Le directeur général de la Police nationale d’Haïti (PNH), André Jonas Vladimir Paraison, a effectué cette semaine une série de visites sur plusieurs points stratégiques de la zone métropolitaine, accompagné de l’inspecteur général Alain Auguste, directeur central administratif et des services généraux (DASG), ainsi que de l’inspecteur général Étienne Jean Maureste, directeur des ressources humaines (DRH).

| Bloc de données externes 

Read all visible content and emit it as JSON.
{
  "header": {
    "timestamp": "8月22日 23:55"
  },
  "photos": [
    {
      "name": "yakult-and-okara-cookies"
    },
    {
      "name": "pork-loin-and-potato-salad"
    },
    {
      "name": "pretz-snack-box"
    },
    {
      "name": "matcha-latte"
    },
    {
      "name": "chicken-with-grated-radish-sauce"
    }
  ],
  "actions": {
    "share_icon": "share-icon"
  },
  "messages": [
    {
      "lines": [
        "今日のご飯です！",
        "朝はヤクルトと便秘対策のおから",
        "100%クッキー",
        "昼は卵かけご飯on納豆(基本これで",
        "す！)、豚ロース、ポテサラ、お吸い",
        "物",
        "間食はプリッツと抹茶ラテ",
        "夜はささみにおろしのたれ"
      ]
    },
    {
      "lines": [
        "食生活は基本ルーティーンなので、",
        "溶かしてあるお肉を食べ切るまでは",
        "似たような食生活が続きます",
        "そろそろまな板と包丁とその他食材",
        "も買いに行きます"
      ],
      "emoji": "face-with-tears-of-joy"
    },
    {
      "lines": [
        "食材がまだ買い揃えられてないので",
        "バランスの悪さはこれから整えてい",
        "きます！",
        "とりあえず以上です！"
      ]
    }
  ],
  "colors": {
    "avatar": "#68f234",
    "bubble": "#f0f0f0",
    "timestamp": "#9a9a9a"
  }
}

Selon un communiqué de la PNH, cette opération visait à renforcer les contrôles de sécurité à travers plusieurs secteurs, notamment Cité Okay, l’autoroute de Delmas, Delmas 31, Delmas 33 et Delmas 40B.
Les policiers ont procédé à des vérifications de véhicules et de motocyclettes, au contrôle de l’identité des citoyens, à l’inspection des documents des véhicules, à la vérification des autorisations d’utilisation des sirènes et des vitres teintées, ainsi qu’à l’interpellation de toute personne jugée suspecte ou impliquée dans des activités criminelles.
Toutefois, alors que le haut commandement de la PNH menait ces opérations dans des zones accessibles de Delmas, la violence des groupes armés s’est intensifiée dans d’autres communes de la région métropolitaine.
À Kenscoff, une patrouille de police a été attaquée vendredi matin dans la localité de Viard 2 par des membres de la coalition de gangs « Viv Ansanm ». Selon l’agent exécutif intérimaire de la commune, Jean Massillon, trois policiers ont été blessés et un véhicule blindé de la PNH a été incendié après qu’un cocktail Molotov eut été lancé par les assaillants.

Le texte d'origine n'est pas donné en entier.